Telomeric sequences are pretty consistent from one species to the next -- the basic telomeric sequence is TTAGGG, repeated N number of times, where N can equal anything between 60 and 6000. This exact base sequence is shared with at least 100 other vertebrate species, and while other eukaryotes show some variation, it tends to be very similar and heavy on the guanine. Only the number of repeats really varies hugely between species.

And telomeres are built up by a ribonucleoprotien (a mixed structure of a protein and RNA) called telomerase, at the ends of chromosomes. The only reason we start losing bits off the telomeres as we age is that telomerase only tends to be active in germ cells -- the cells that become sperm & eggs, or spores, or whatever method that species uses to reproduce (in some species telomerase is active in other situations, but that is considerably more rare). So new chromosomes in the germline cells automatically get "capped off" with telomeres when a suitably scraggy end of a chromosome presents itself.

Centromeres are more complicated. There is no such thing as "a" centromeric sequence -- the only criteria are that the centromeric sequences be reasonably short, and multiply repetitive, and have sequences of a rough composition that cen proteins can attach to. (And yes, sometimes telomeres can act as centromeres, too -- they do in mouse chromosomes!) These can spontaneously appear as insertion and duplication mutations, from several different (very common) sources -- I'm perfectly willing to go into this if you're interested, just when I've got a little extra time.

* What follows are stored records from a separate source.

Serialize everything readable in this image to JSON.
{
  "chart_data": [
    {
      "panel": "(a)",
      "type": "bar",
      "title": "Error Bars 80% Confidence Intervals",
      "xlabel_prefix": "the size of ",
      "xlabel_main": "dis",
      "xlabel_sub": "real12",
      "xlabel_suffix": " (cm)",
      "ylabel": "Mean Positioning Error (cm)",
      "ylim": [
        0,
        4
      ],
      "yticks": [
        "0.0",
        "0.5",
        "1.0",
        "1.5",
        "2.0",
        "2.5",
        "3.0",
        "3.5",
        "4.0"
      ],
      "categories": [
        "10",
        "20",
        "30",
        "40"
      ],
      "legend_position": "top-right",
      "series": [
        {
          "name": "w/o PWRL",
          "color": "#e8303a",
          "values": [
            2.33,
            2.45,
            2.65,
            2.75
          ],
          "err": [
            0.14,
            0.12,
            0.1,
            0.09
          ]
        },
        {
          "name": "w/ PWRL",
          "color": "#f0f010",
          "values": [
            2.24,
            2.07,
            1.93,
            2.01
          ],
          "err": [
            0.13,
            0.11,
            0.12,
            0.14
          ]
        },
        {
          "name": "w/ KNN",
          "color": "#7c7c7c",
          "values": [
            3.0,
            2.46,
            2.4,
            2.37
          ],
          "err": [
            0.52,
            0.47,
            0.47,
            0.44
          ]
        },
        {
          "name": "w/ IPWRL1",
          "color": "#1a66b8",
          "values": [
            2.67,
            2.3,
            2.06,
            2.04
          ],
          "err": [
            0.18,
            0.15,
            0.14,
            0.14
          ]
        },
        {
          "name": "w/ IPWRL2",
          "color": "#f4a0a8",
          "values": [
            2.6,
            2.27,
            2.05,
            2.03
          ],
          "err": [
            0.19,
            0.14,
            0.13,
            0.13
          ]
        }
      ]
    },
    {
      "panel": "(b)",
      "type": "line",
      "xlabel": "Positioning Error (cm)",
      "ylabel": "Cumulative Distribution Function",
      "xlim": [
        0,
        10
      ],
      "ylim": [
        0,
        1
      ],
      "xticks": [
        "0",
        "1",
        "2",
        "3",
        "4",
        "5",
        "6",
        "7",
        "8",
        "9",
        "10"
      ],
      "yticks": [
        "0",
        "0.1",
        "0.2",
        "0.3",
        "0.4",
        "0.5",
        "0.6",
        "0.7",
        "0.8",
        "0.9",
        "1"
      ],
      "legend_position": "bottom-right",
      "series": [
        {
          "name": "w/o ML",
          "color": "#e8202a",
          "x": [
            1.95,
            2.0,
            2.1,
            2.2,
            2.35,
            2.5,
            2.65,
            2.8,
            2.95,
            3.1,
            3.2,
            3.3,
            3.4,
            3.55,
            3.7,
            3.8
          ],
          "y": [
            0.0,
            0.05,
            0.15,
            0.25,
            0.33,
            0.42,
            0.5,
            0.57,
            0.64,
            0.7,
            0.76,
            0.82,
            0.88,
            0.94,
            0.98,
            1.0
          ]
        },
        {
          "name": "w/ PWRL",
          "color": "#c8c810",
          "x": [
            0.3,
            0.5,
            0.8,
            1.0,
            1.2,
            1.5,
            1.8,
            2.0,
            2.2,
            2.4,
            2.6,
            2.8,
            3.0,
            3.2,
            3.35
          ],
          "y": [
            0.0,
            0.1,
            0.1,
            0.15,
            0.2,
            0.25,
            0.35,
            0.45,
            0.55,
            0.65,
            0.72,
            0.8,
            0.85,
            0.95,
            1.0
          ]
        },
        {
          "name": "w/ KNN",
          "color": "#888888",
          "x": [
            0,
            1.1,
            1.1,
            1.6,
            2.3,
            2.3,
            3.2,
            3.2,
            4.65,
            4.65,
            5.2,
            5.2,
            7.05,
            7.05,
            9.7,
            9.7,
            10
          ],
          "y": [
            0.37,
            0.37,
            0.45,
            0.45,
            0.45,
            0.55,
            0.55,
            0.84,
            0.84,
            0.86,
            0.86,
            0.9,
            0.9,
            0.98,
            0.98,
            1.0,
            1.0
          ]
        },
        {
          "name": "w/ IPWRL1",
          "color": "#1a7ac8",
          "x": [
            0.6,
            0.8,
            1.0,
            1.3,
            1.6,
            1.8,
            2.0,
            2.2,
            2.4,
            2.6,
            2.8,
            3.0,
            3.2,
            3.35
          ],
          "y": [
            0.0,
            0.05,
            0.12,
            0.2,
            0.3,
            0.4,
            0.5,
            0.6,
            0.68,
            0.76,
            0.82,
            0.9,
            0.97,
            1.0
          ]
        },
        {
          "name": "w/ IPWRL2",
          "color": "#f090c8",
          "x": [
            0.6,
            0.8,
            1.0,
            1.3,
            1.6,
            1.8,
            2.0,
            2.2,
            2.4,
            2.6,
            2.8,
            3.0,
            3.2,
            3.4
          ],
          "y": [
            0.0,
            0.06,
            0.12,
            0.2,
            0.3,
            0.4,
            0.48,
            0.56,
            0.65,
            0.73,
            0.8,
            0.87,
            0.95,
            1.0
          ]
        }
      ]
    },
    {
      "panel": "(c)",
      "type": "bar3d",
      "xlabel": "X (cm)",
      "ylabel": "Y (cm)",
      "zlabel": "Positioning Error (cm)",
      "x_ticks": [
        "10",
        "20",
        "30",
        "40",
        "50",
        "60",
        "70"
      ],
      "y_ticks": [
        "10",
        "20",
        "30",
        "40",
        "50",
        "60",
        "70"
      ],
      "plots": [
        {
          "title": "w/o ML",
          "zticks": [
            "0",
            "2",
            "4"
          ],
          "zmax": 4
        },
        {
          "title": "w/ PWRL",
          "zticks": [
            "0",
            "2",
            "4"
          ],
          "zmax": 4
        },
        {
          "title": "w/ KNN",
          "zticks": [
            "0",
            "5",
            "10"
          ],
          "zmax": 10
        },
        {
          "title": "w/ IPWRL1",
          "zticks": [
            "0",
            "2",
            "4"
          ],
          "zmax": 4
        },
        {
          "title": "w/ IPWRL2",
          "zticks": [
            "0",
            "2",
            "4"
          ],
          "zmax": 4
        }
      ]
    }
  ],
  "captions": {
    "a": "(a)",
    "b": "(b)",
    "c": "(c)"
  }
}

Centromeres vary in humans from one chromosome to the next because the repetivite sequences come from different elements to start with -- and in fact, 19 of our chromosomes have several extra, nonfunctional "neocentromeres" -- which are generally kept inactivated by a couple of defense mechanisms that cells ahve developed, because having two active centromeres is another way that chromosomes break apart. Generally, if one of those neocentromeres becomes active and induces a chromosome breakage, it just results in a genetic disorder. However, on rare occasions, such a breakage leaves two perfectly functional smaller chromosomes and the person can continue on as normal -- with the standard small odds of passing that on to offspring, too.

I do have have to run, I have so much to do, but if I've just confused the issue more or failed to explain adequately, say something and I'll try to have a better go at it. Same if you want more info on anything.